I would also encourage two kinds of skepticism about job loss in India. First, the massive unorganised sector - where there is no labour law and the market clears - acts as a stabilising force when employment in the organised sector fluctuates. Through this, India actually has substantial flexibility in the labour market, unlike the situation in industrial countries other than the US and the UK. Second, with an overall workforce of roughly 500 million, fluctuations of 1 million or roughly 0.2% are lost in the imprecision of most statistical systems. So even though the word `million' sounds like a lot, on an Indian scale, it isn't.
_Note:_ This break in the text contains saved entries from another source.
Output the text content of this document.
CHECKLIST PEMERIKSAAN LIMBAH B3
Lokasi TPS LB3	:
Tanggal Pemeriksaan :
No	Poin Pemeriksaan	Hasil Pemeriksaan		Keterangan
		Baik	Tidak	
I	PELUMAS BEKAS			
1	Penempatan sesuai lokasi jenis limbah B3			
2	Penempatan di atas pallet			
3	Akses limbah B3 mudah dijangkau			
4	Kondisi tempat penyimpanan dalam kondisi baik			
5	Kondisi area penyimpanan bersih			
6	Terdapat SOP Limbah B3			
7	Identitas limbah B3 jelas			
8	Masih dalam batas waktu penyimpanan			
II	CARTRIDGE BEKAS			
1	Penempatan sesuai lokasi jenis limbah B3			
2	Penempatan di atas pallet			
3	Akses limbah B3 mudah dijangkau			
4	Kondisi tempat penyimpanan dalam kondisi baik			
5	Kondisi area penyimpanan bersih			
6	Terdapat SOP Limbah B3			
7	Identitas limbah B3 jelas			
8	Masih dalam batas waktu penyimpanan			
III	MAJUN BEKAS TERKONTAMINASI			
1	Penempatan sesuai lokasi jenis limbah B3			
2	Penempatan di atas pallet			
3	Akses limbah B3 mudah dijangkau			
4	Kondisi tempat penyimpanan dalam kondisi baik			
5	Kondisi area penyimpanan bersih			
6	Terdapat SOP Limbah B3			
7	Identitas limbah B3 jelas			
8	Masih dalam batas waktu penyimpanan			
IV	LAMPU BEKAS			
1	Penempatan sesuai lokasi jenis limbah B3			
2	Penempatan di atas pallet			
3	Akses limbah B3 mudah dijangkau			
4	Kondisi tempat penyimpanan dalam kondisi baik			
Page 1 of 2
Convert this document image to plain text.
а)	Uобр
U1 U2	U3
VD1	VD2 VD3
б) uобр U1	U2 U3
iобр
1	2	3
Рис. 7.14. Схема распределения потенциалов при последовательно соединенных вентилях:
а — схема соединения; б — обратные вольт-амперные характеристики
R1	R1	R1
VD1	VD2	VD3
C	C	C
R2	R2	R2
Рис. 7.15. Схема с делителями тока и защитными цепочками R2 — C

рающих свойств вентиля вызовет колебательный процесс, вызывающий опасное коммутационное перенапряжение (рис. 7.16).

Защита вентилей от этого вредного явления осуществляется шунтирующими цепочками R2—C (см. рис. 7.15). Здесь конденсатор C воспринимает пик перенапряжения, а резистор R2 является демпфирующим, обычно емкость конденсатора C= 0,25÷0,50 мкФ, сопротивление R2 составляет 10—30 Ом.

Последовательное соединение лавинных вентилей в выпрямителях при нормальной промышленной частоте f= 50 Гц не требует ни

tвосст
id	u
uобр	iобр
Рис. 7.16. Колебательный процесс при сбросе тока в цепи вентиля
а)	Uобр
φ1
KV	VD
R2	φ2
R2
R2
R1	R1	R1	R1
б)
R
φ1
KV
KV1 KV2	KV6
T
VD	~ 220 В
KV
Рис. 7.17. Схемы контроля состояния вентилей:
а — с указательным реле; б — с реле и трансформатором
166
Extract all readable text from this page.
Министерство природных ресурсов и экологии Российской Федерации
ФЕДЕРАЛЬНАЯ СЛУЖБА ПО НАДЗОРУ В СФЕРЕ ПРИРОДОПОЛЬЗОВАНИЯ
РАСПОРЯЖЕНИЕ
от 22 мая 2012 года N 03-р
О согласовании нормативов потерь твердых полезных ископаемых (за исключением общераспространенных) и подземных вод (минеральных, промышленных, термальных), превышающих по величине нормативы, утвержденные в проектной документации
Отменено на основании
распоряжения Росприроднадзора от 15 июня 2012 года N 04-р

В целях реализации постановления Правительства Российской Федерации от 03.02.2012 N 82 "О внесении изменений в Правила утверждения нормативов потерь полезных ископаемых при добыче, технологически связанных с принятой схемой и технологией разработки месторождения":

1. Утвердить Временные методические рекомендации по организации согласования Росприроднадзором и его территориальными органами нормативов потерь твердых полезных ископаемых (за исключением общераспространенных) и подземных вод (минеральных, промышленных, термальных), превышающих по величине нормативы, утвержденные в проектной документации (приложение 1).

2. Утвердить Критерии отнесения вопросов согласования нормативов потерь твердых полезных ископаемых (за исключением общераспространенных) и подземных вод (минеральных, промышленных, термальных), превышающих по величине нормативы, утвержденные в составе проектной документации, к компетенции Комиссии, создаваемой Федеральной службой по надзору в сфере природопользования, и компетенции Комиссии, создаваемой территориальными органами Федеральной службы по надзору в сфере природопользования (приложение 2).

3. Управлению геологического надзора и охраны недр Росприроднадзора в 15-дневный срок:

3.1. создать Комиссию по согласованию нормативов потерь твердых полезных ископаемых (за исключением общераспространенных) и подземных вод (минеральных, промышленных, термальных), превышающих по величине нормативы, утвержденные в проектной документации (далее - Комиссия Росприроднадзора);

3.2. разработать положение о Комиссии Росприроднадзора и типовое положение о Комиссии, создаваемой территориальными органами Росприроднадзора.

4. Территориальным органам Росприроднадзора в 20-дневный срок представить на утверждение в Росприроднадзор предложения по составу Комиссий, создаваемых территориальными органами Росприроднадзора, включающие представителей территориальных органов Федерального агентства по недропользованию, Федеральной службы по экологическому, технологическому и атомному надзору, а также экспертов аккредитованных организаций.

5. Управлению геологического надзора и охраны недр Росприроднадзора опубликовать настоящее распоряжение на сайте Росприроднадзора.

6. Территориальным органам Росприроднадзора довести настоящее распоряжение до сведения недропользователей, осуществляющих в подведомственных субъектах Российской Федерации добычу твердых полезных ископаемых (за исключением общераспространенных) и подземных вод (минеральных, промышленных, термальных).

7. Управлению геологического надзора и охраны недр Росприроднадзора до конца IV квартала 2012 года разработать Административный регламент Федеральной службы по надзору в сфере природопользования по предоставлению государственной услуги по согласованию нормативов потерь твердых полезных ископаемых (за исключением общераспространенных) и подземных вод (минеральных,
Swami also talks about the relative fluctuations of the rupee and the Chinese RMB. To help think about what's going on, here's a graph of the INR/CNY rate. Think of it like the usual INR/USD graph - bigger values are a rupee depreciation, and vice versa. The broad picture that I get is of a little movement since 2000, and a lack of a time trend. Which is hardly surprising, considering that both countries essentially peg to the USD.
Rupee appreciation is robbing the Indian businesses of the fat profit margins they have been used to it.
ReplyDeleteNow they have to learn to live with normal profits. That's the issue.
Large-scale job loss? Human resources recruitment agencies are mushrooming all over the country because the demand for jobs is huge. Unqualified people with fake certificates can get jobs easily without any verification.
Human resource managers are aware of the fake certificate problem but they overlook it and concentrate more on whether the candidates can deliver.